Telles sont les trois composantes inséparables que nous retrouvons toujours dans l’analyse de la notion d’avenir. En revanche, on voit sans peine que l’intervalle qui sépare l’image passée de l’objet qu’elle représente ne pourra jamais être franchi dans le même sens, de telle sorte que nous serons obligé dans le chapitre suivant de chercher non plus la raison d’être de l’image dans l’objet qu’elle contribue à produire, mais la raison d’être de la perception objective elle-même dans l’image qu’elle laisse derrière elle et qui forme l’aliment même de notre activité spirituelle.
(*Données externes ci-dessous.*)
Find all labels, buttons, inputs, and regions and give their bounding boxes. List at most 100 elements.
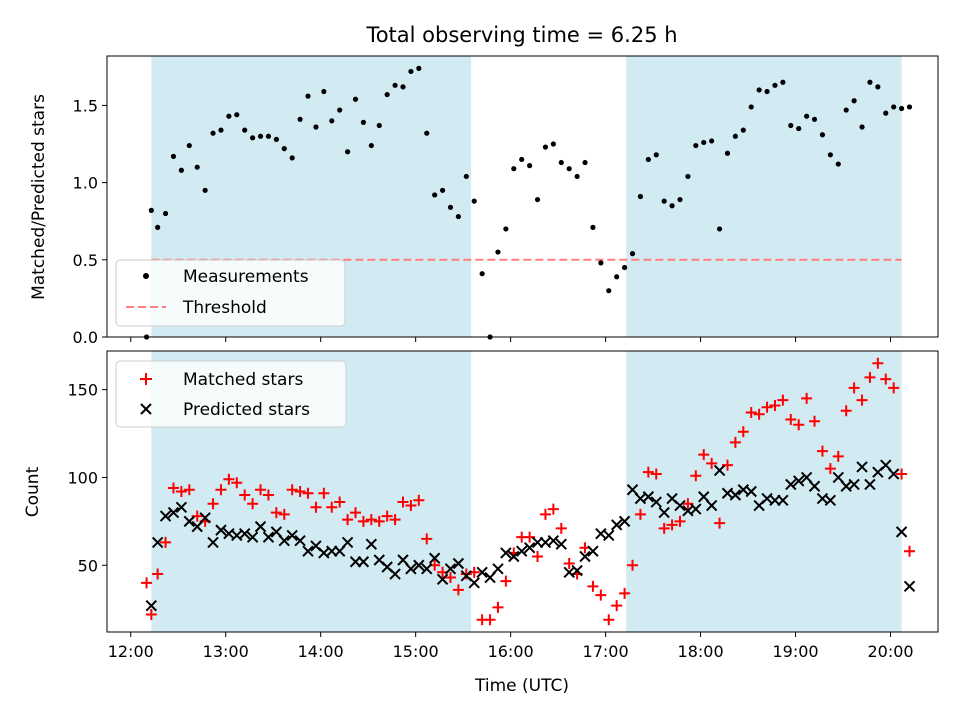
matched-star-point — [603, 614, 615, 626]
measurement-point — [653, 152, 659, 158]
predicted-star-point — [175, 501, 188, 514]
measurement-point — [226, 113, 232, 119]
bottom-xtick-label-3: 15:00 — [393, 642, 439, 661]
measurement-point — [732, 133, 738, 139]
measurement-point — [519, 156, 525, 163]
predicted-star-point — [246, 531, 259, 543]
measurement-point — [455, 213, 461, 220]
matched-star-point — [809, 415, 821, 427]
matched-star-point — [262, 489, 274, 501]
matched-star-point — [674, 515, 686, 527]
measurement-point — [661, 198, 667, 204]
measurement-point — [162, 210, 169, 217]
measurement-point — [432, 192, 438, 198]
measurement-point — [685, 173, 691, 180]
matched-star-point — [745, 406, 757, 418]
predicted-star-point — [713, 464, 726, 477]
bottom-xtick-label-0: 12:00 — [108, 642, 154, 661]
matched-star-point — [737, 426, 749, 438]
bottom-xtick-label-2: 14:00 — [298, 642, 344, 661]
predicted-star-point — [516, 545, 528, 557]
predicted-star-point — [278, 534, 290, 547]
measurement-point — [242, 127, 248, 133]
predicted-star-point — [492, 563, 504, 575]
measurement-point — [352, 96, 359, 102]
predicted-star-point — [294, 534, 306, 547]
predicted-star-point — [618, 515, 631, 528]
matched-star-point — [397, 496, 409, 508]
measurement-point — [542, 144, 549, 150]
matched-star-point — [421, 533, 433, 545]
matched-star-point — [872, 357, 884, 369]
predicted-star-point — [571, 564, 583, 577]
predicted-star-point — [587, 545, 599, 557]
predicted-star-point — [207, 536, 219, 549]
measurement-point — [764, 88, 770, 95]
matched-star-point — [840, 405, 852, 417]
measurement-point — [392, 82, 398, 88]
predicted-star-point — [500, 547, 512, 559]
legend-measurements-label: Measurements — [183, 267, 309, 287]
matched-star-point — [141, 577, 153, 589]
matched-star-point — [145, 608, 157, 620]
matched-star-point — [856, 394, 868, 406]
measurement-point — [701, 139, 707, 146]
matched-star-point — [595, 589, 607, 601]
matched-star-point — [294, 486, 306, 497]
measurement-point — [148, 207, 154, 213]
measurement-point — [867, 79, 873, 85]
matched-star-point — [255, 484, 267, 496]
predicted-star-point — [191, 520, 203, 533]
predicted-star-point — [523, 541, 536, 554]
predicted-star-point — [856, 461, 868, 473]
predicted-star-point — [642, 491, 655, 503]
measurement-point — [574, 173, 580, 180]
legend-matched-label: Matched stars — [183, 370, 303, 390]
measurement-point — [788, 122, 794, 129]
matched-star-point — [642, 466, 654, 478]
matched-star-point — [175, 486, 187, 497]
bottom-legend: Matched stars Predicted stars — [115, 360, 347, 428]
predicted-star-point — [603, 529, 615, 542]
legend-measurements-marker — [143, 273, 149, 279]
measurement-point — [439, 187, 446, 193]
measurement-point — [898, 105, 905, 112]
measurement-point — [210, 130, 216, 136]
bottom-axes-frame — [106, 350, 939, 633]
measurement-point — [835, 161, 841, 167]
matched-star-point — [888, 382, 900, 394]
predicted-star-point — [452, 557, 465, 570]
measurement-point — [234, 112, 240, 118]
measurement-point — [606, 288, 612, 294]
matched-star-point — [650, 468, 662, 480]
measurement-point — [281, 146, 287, 152]
predicted-star-point — [626, 484, 639, 496]
bottom-xtick-label-4: 16:00 — [488, 642, 534, 661]
bottom-data-layer — [141, 357, 916, 626]
top-legend-box — [115, 259, 346, 327]
measurement-point — [447, 204, 454, 210]
matched-star-point — [634, 508, 646, 520]
predicted-star-point — [777, 494, 789, 506]
measurement-point — [186, 142, 192, 149]
predicted-star-point — [286, 529, 298, 542]
matched-star-point — [587, 580, 599, 592]
predicted-star-point — [444, 563, 457, 575]
measurement-point — [202, 187, 208, 193]
measurement-point — [819, 132, 826, 138]
measurement-point — [590, 224, 596, 230]
predicted-star-point — [484, 571, 496, 584]
top-panel: 0.0 0.5 1.0 1.5 Matched/Predicted stars Mea… — [29, 55, 939, 347]
measurement-point — [527, 163, 533, 169]
matched-star-point — [777, 394, 789, 406]
predicted-star-point — [428, 552, 441, 564]
measurement-point — [368, 142, 374, 149]
predicted-star-point — [365, 538, 378, 550]
figure-title: Total observing time = 6.25 h — [365, 23, 677, 47]
measurement-point — [534, 196, 541, 203]
matched-star-point — [761, 401, 773, 413]
predicted-star-point — [808, 480, 821, 492]
predicted-star-point — [745, 485, 757, 498]
predicted-star-point — [729, 489, 742, 501]
measurement-point — [614, 274, 620, 280]
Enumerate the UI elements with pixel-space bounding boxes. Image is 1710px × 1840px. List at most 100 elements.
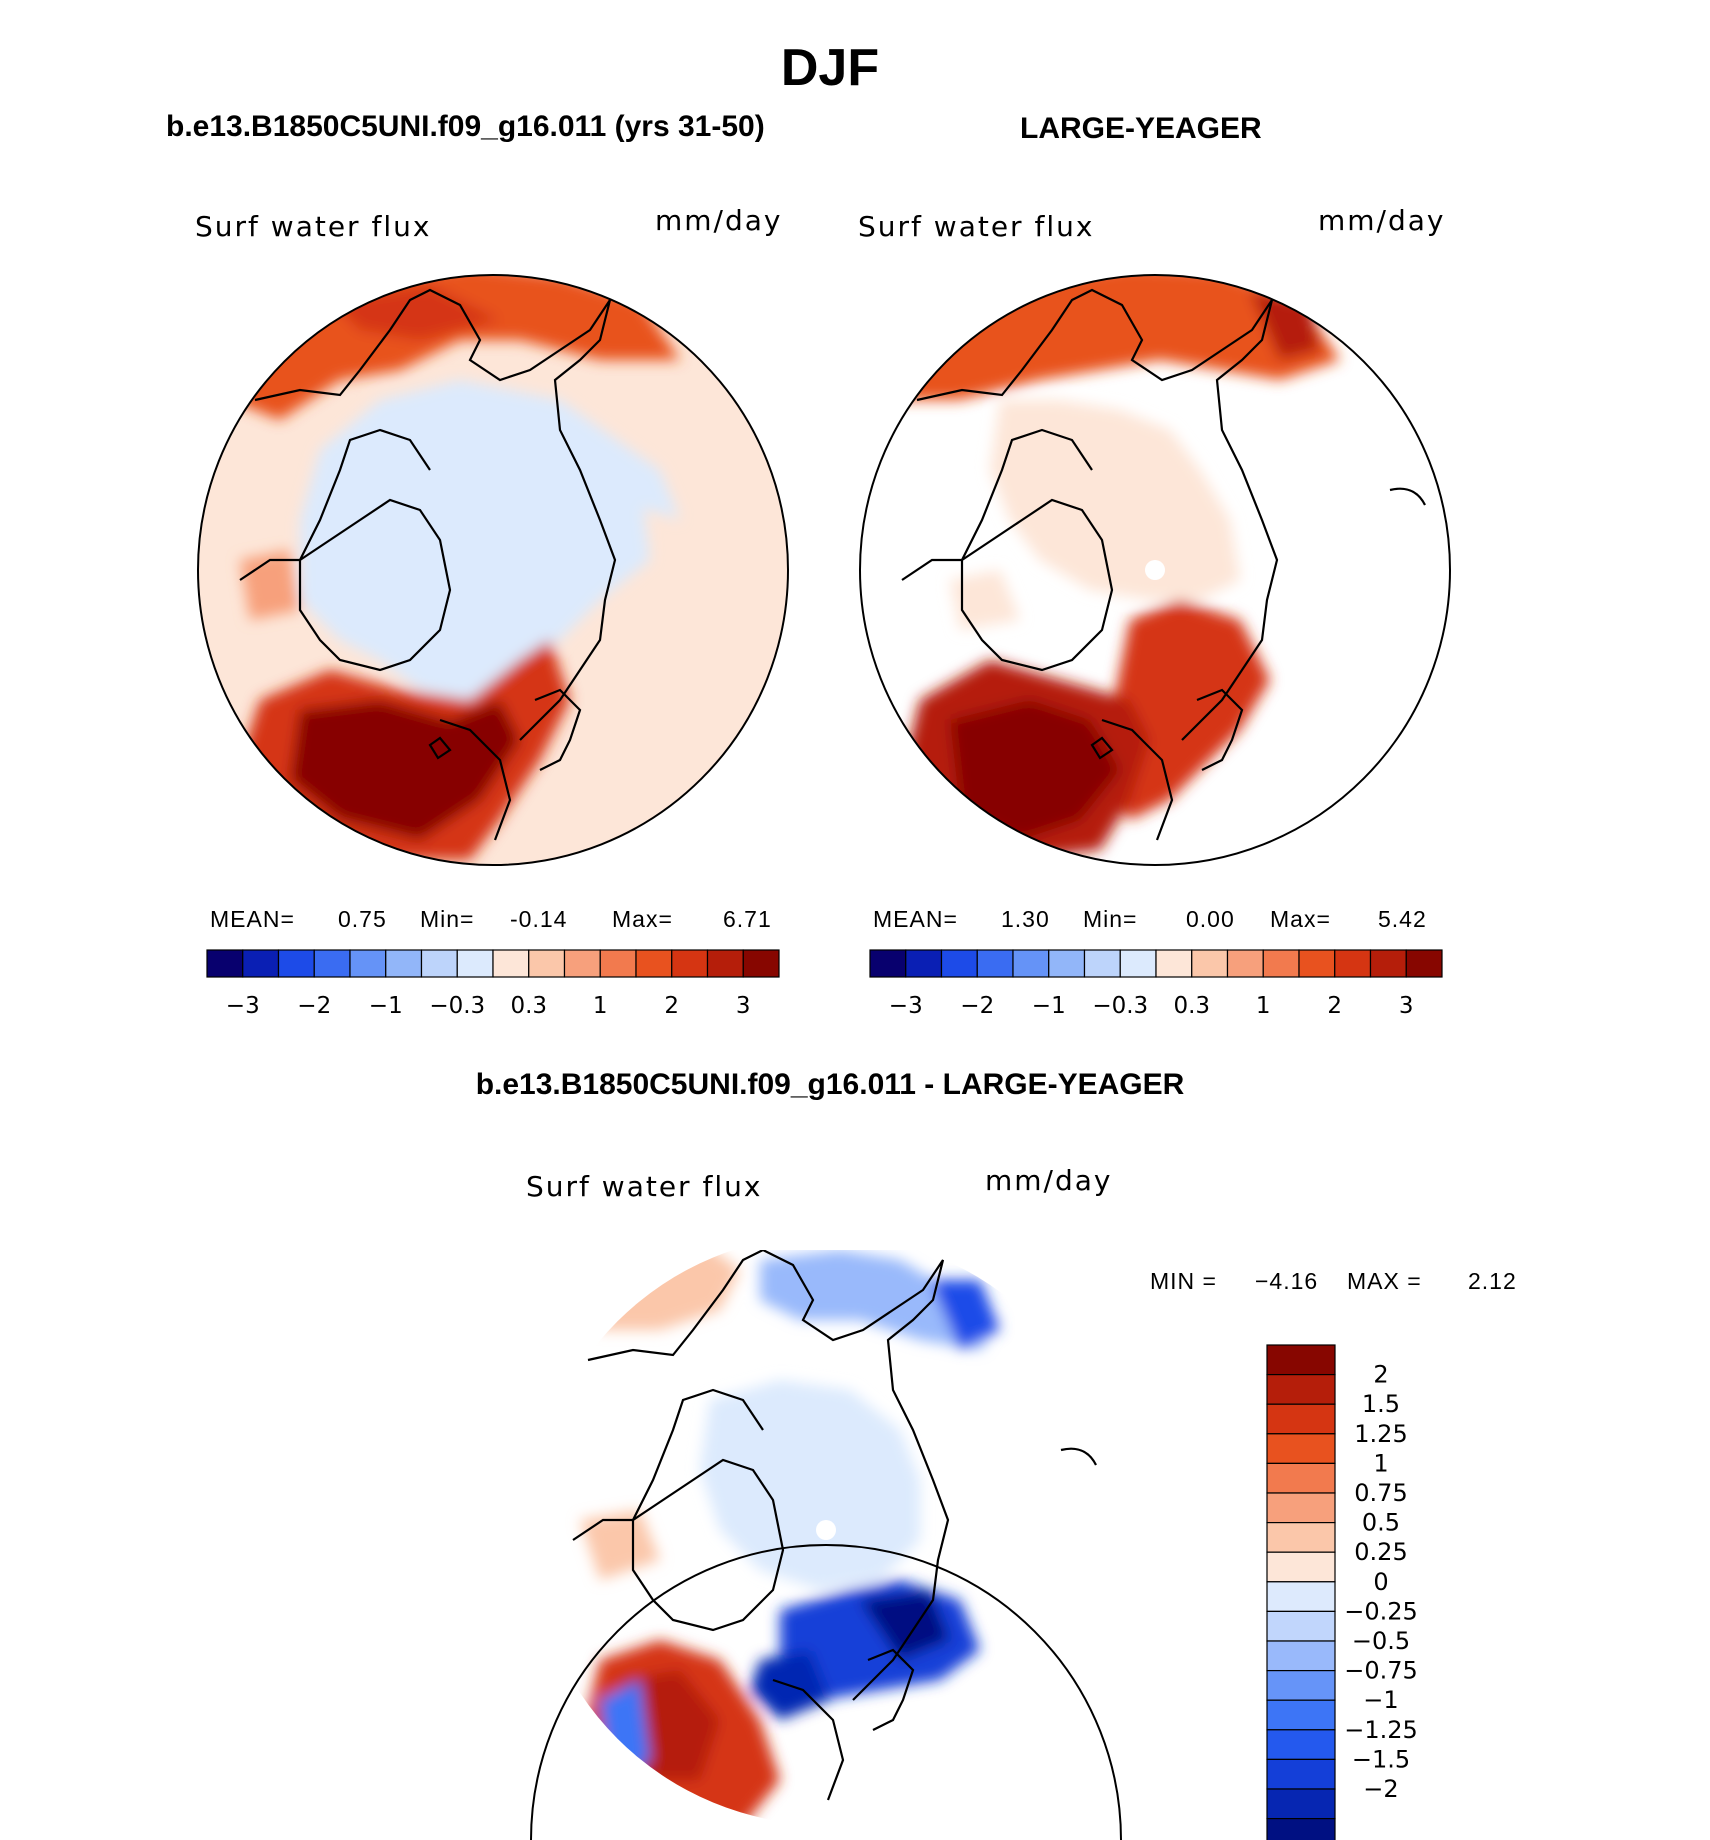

En prenant les choses de cette manière, ce n’est plus un paradoxe de dire que c’est l’avenir en tant qu’avenir qui précède nécessairement le passé en tant que passé. Et si l’on n’oublie pas que toute forme d’existence participée doit nécessairement, pour manifester toute son essence, passer par ces trois phases du temps qui l’obligent à être tour à tour future, présente ou passée, il apparaîtra comme évident qu’il n’y a rien qui n’ait dû d’abord, si l’on peut dire, prendre la forme de l’avenir avant de prendre la forme du passé. Et l’on rappellera une fois de plus cette confusion qui fait que, quand on veut faire sortir l’avenir du passé, on a toujours en vue une ligne de perceptions différentes que l’on considère toutes également dans le présent, au lieu que l’on est bien obligé de considérer le passé comme le fruit de l’avenir, si l’on considère le devenir d’une même forme d’existence et, dans ce devenir même, son passé et son avenir comme pensés, et non point comme perçus.